Now these are some dim bulbs!

Lawyers for Columbia University are blaming a hero detective — for running too fast to catch a drug dealer.

The allegation comes after the cop sued the school for allegedly failing to properly light a construction scaffold that he crashed into on foot, causing him career-ending injuries.

Detective Sgt. Robert Johnson

Detective Sgt. Robert Johnson — whose 22-year career is chronicled in the 2010 book “Brave Hearts” by Cynthia Brown — “ran into an inanimate object while in full running pursuit of a criminal suspect,” Columbia’s attorney, Randi Schwartz, says in court papers.

“He offers no explanation for the accident other than his ego, testifying essentially that if it was not too dark, he never would have run into it.”

Johnson’s $1.5 million case against Columbia is scheduled to go to trial this month.

Columbia “incredibly blames [Johnson] for not being more careful when chasing a fleeing suspect,” the cop’s attorney, Gary Carlton, says in his Manhattan Supreme Court suit, filed in 2010.

“They blame him for running at full speed to catch a drug dealer.”

Johnson, now 46, was working as part of a joint FBI-Drug Enforcement Agency task force in October 2007 when he and his partner tried to make an undercover drug buy.

But their suspected dealer got spooked and fled — first by car, then, after spinning out, by foot.

The award-winning cop, who at age 16 became the youngest person to pass the civil-service exam, ran after the suspect, turning a corner at 109th Street and heading east toward Broadway.

There, he ran smack into scaffolding on one of Columbia’s student-housing buildings.

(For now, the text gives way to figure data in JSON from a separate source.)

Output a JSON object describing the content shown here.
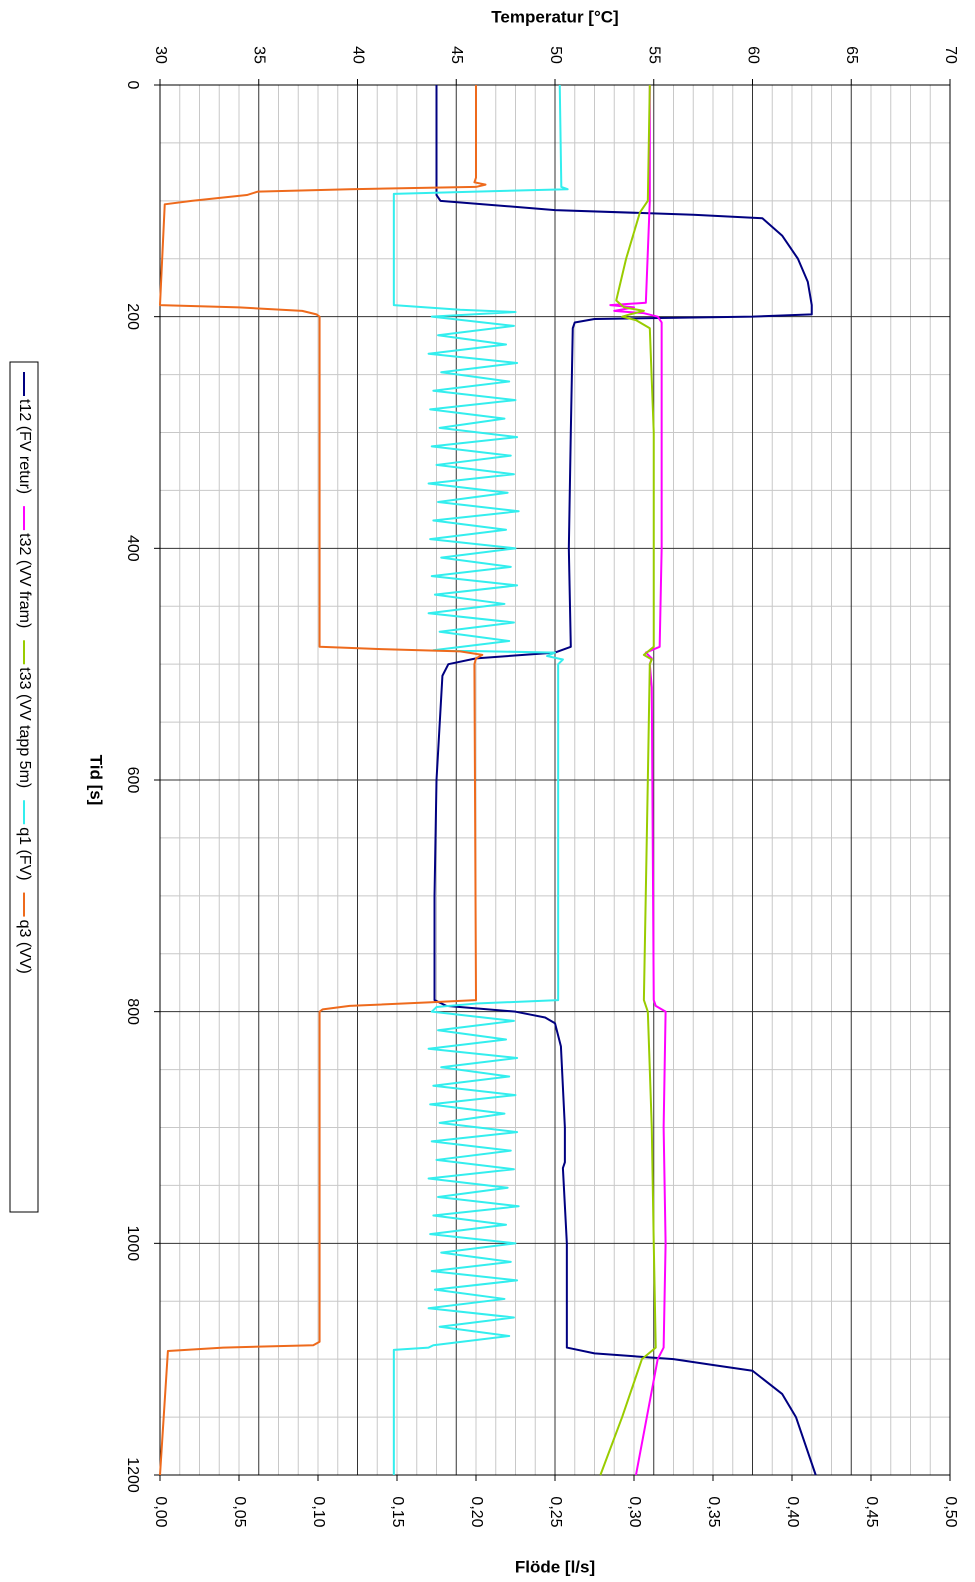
{
  "chart_data": {
    "type": "line",
    "title": "Temperatur [°C]",
    "y_label": "Temperatur [°C]",
    "y2_label": "Flöde [l/s]",
    "x_label": "Tid [s]",
    "xlim": [
      0,
      1200
    ],
    "xticks": [
      0,
      200,
      400,
      600,
      800,
      1000,
      1200
    ],
    "xminorticks": [
      50,
      100,
      150,
      250,
      300,
      350,
      450,
      500,
      550,
      650,
      700,
      750,
      850,
      900,
      950,
      1050,
      1100,
      1150
    ],
    "ylim": [
      30,
      70
    ],
    "yticks": [
      30,
      35,
      40,
      45,
      50,
      55,
      60,
      65,
      70
    ],
    "yminorticks": [
      31,
      32,
      33,
      34,
      36,
      37,
      38,
      39,
      41,
      42,
      43,
      44,
      46,
      47,
      48,
      49,
      51,
      52,
      53,
      54,
      56,
      57,
      58,
      59,
      61,
      62,
      63,
      64,
      66,
      67,
      68,
      69
    ],
    "y2lim": [
      0,
      0.5
    ],
    "y2ticks": [
      {
        "value": 0,
        "label": "0,00"
      },
      {
        "value": 0.05,
        "label": "0,05"
      },
      {
        "value": 0.1,
        "label": "0,10"
      },
      {
        "value": 0.15,
        "label": "0,15"
      },
      {
        "value": 0.2,
        "label": "0,20"
      },
      {
        "value": 0.25,
        "label": "0,25"
      },
      {
        "value": 0.3,
        "label": "0,30"
      },
      {
        "value": 0.35,
        "label": "0,35"
      },
      {
        "value": 0.4,
        "label": "0,40"
      },
      {
        "value": 0.45,
        "label": "0,45"
      },
      {
        "value": 0.5,
        "label": "0,50"
      }
    ],
    "grid": true,
    "legend": "left",
    "series": [
      {
        "name": "t12 (FV retur)",
        "color": "#000080",
        "x": [
          0,
          95,
          100,
          108,
          112,
          115,
          130,
          150,
          170,
          190,
          198,
          200,
          202,
          205,
          210,
          300,
          400,
          485,
          490,
          495,
          500,
          510,
          600,
          700,
          790,
          795,
          800,
          805,
          810,
          830,
          900,
          930,
          935,
          1000,
          1090,
          1095,
          1100,
          1105,
          1110,
          1130,
          1150,
          1200
        ],
        "values": [
          44,
          44,
          44.2,
          50,
          57,
          60.5,
          61.5,
          62.3,
          62.8,
          63,
          63,
          60,
          52,
          51,
          50.9,
          50.8,
          50.7,
          50.8,
          50,
          46,
          44.6,
          44.3,
          44,
          43.9,
          43.9,
          44.5,
          48,
          49.5,
          50,
          50.3,
          50.5,
          50.5,
          50.4,
          50.6,
          50.6,
          52,
          56,
          58,
          60,
          61.5,
          62.2,
          63.2
        ]
      },
      {
        "name": "t32 (VV fram)",
        "color": "#ff00ff",
        "x": [
          0,
          100,
          188,
          190,
          192,
          195,
          197,
          200,
          205,
          300,
          400,
          485,
          490,
          495,
          500,
          520,
          790,
          795,
          800,
          900,
          1000,
          1090,
          1100,
          1200
        ],
        "values": [
          54.8,
          54.8,
          54.6,
          52.8,
          54,
          53,
          54.5,
          55.2,
          55.4,
          55.4,
          55.4,
          55.3,
          54.6,
          54.9,
          54.8,
          54.9,
          55,
          55.1,
          55.6,
          55.5,
          55.6,
          55.5,
          55.2,
          54.1
        ]
      },
      {
        "name": "t33 (VV tapp 5m)",
        "color": "#99cc00",
        "x": [
          0,
          100,
          110,
          150,
          186,
          192,
          195,
          198,
          200,
          203,
          210,
          300,
          400,
          485,
          492,
          496,
          500,
          600,
          790,
          800,
          900,
          1000,
          1090,
          1100,
          1150,
          1200
        ],
        "values": [
          54.8,
          54.7,
          54.3,
          53.6,
          53.1,
          53.5,
          54.5,
          53.8,
          53.4,
          54.1,
          54.8,
          55,
          55,
          55,
          54.5,
          54.9,
          54.8,
          54.7,
          54.5,
          54.7,
          54.9,
          55,
          55.1,
          54.4,
          53.4,
          52.3
        ]
      },
      {
        "name": "q1 (FV)",
        "color": "#33eeee",
        "axis": "y2",
        "x": [
          0,
          88,
          90,
          92,
          94,
          190,
          194,
          196,
          200,
          208,
          216,
          224,
          232,
          240,
          248,
          256,
          264,
          272,
          280,
          288,
          296,
          304,
          312,
          320,
          328,
          336,
          344,
          352,
          360,
          368,
          376,
          384,
          392,
          400,
          408,
          416,
          424,
          432,
          440,
          448,
          456,
          464,
          472,
          480,
          488,
          490,
          493,
          496,
          500,
          790,
          793,
          796,
          800,
          808,
          816,
          824,
          832,
          840,
          848,
          856,
          864,
          872,
          880,
          888,
          896,
          904,
          912,
          920,
          928,
          936,
          944,
          952,
          960,
          968,
          976,
          984,
          992,
          1000,
          1008,
          1016,
          1024,
          1032,
          1040,
          1048,
          1056,
          1064,
          1072,
          1080,
          1088,
          1090,
          1092,
          1200
        ],
        "values": [
          0.253,
          0.254,
          0.258,
          0.2,
          0.148,
          0.148,
          0.19,
          0.225,
          0.172,
          0.224,
          0.176,
          0.219,
          0.17,
          0.226,
          0.178,
          0.221,
          0.173,
          0.225,
          0.171,
          0.218,
          0.177,
          0.226,
          0.172,
          0.222,
          0.175,
          0.224,
          0.17,
          0.22,
          0.176,
          0.227,
          0.173,
          0.219,
          0.171,
          0.225,
          0.178,
          0.222,
          0.172,
          0.226,
          0.174,
          0.218,
          0.17,
          0.224,
          0.177,
          0.221,
          0.173,
          0.25,
          0.245,
          0.255,
          0.252,
          0.252,
          0.2,
          0.175,
          0.172,
          0.224,
          0.176,
          0.219,
          0.17,
          0.226,
          0.178,
          0.221,
          0.173,
          0.225,
          0.171,
          0.218,
          0.177,
          0.226,
          0.172,
          0.222,
          0.175,
          0.224,
          0.17,
          0.22,
          0.176,
          0.227,
          0.173,
          0.219,
          0.171,
          0.225,
          0.178,
          0.222,
          0.172,
          0.226,
          0.174,
          0.218,
          0.17,
          0.224,
          0.177,
          0.221,
          0.173,
          0.17,
          0.148,
          0.148
        ]
      },
      {
        "name": "q3 (VV)",
        "color": "#ee6a1c",
        "axis": "y2",
        "x": [
          0,
          80,
          84,
          86,
          88,
          90,
          92,
          95,
          100,
          103,
          190,
          192,
          195,
          198,
          200,
          485,
          487,
          489,
          492,
          495,
          500,
          790,
          792,
          795,
          798,
          800,
          1085,
          1088,
          1090,
          1093,
          1200
        ],
        "values": [
          0.2,
          0.2,
          0.199,
          0.206,
          0.2,
          0.12,
          0.062,
          0.055,
          0.02,
          0.003,
          0,
          0.05,
          0.09,
          0.099,
          0.101,
          0.101,
          0.14,
          0.19,
          0.204,
          0.2,
          0.199,
          0.2,
          0.17,
          0.12,
          0.103,
          0.101,
          0.101,
          0.097,
          0.04,
          0.005,
          0
        ]
      }
    ]
  }
}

Johnson described the area as “black, dark,” but Columbia insists it was “bright.”

Johnson, who lives in Putnam County with his wife and kids, says he suffered a fractured right clavicle, a right shoulder impingement, a fracture in the right elbow and traumatic derangement of the cervical spine.

A supervisor for the scaffolder, Outdoor Installation, testified the area was lit by a 100-watt bulb. City rules require 200 watts.

Columbia’s attorney did not return calls for comment but says in court papers that the university had never received complaints about the lighting.

The school also says Johnson sustained the injuries when he was struggling with the suspect.